Van Praag: “Voor mij was een aanleiding voor de Week van Respect een voorbeeld van een school in mijn buurt. Respecteducatie gaat niet alleen over diversiteit, maar ook over respect voor je omgeving, de natuur. De kinderen hadden op school over de natuur geleerd. Er hingen tekeningen en knutselwerken voor de ramen met teksten als: ‘wij houden van bomen’. De daaropvolgende dagen waren de versgeplante boompjes naast de school omgeknakt door spelende kinderen. Blijkbaar vertaalden ze wat ze leerden over de natuur niet naar wat ze buiten school deden: het schoolprogramma bleef een schoolprogramma. Dit was voor mij een inspiratiebron. De samenleving moet voor kinderen persoonlijk zijn. Het is belangrijk dat je zelf snapt dat je ook als kind een rol hebt in de maatschappij.”

Waar moet een respectvolle omgeving aan voldoen?
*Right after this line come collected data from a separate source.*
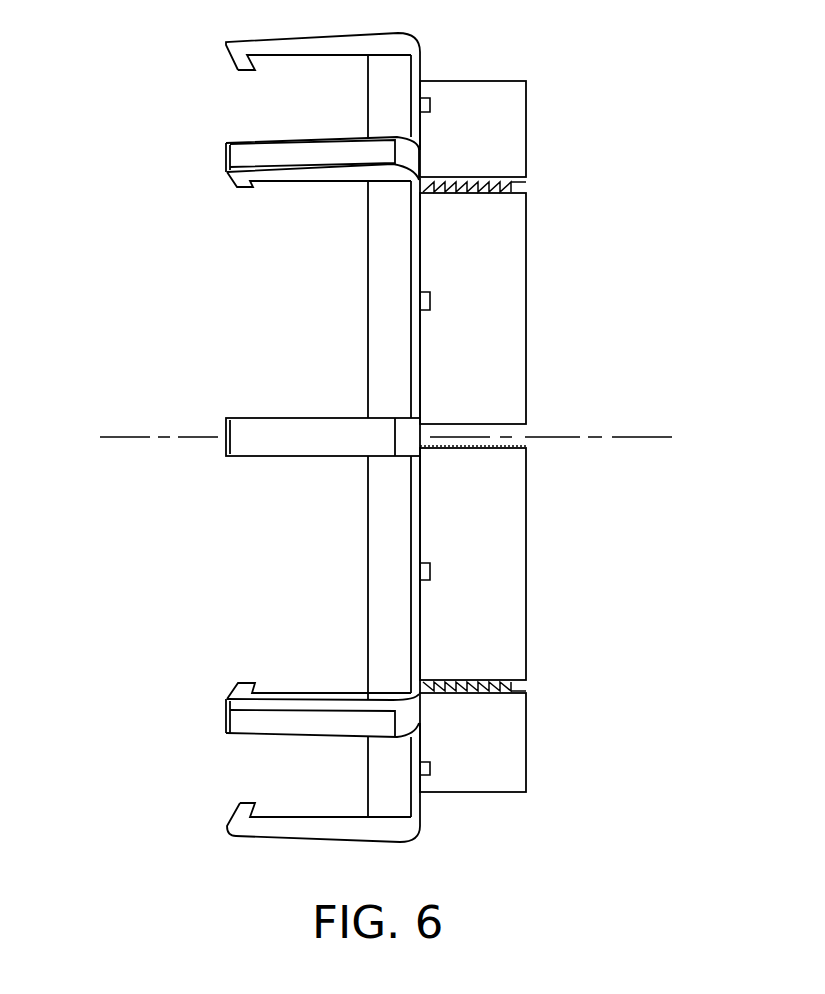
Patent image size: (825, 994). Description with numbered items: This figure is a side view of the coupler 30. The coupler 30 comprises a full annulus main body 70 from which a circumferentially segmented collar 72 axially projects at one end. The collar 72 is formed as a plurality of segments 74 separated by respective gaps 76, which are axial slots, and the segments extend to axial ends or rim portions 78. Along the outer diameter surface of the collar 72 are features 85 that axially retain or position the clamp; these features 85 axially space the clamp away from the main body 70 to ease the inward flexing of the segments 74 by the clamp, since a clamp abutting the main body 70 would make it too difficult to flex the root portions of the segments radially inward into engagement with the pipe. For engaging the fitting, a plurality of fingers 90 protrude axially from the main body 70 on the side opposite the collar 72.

The coupler 30 is at (653, 328).
The main body portion 70 is at (385, 627).
The circumferentially segmented collar 72 is at (468, 803).
The segments 74 is at (503, 296).
The gaps 76 is at (523, 432).
The rim portions 78 is at (526, 609).
The features 85 is at (443, 568).
The fingers 90 is at (275, 847).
Soetendorp: “Het klaslokaal moet een veilige omgeving zijn waarin kinderen zich durven te uiten. In welke opleiding dan ook, in het basisonderwijs of op universiteit, is het belangrijk om je bewust te zijn van elkaar en met elkaar een veiligheid op te bouwen in de klas waarin over moeilijke zaken gesproken kan worden. Op dit ogenblik hebben we te maken met een vluchtenlingenstroom en alles wat daarmee samenhangt. Dit onderwerp komt ook het klaslokaal binnen. Door hier niet over te praten ontstaan spanningen. Je moet hier in de klas open over praten en ook goed naar elkaar luisteren.

Wat men zich nu realiseert is dat als er een gevoel van veiligheid heerst en kinderen zich begrepen voelen in een klas, ze veel makkelijker leren. Kinderen presteren beter in vakken als rekenen en taal als de klas als een veilige omgeving wordt ervaren. Deze veiligheid bewaak je allemaal: je bent mede verantwoordelijk bent voor de sfeer en de algehele veiligheid in de klas. Dit geldt niet alleen op scholen, maar ook in het bedrijfsleven. Respect gaat hierbij niet alleen om respect voor elkaar maar ook voor je omgeving, voor het milieu.”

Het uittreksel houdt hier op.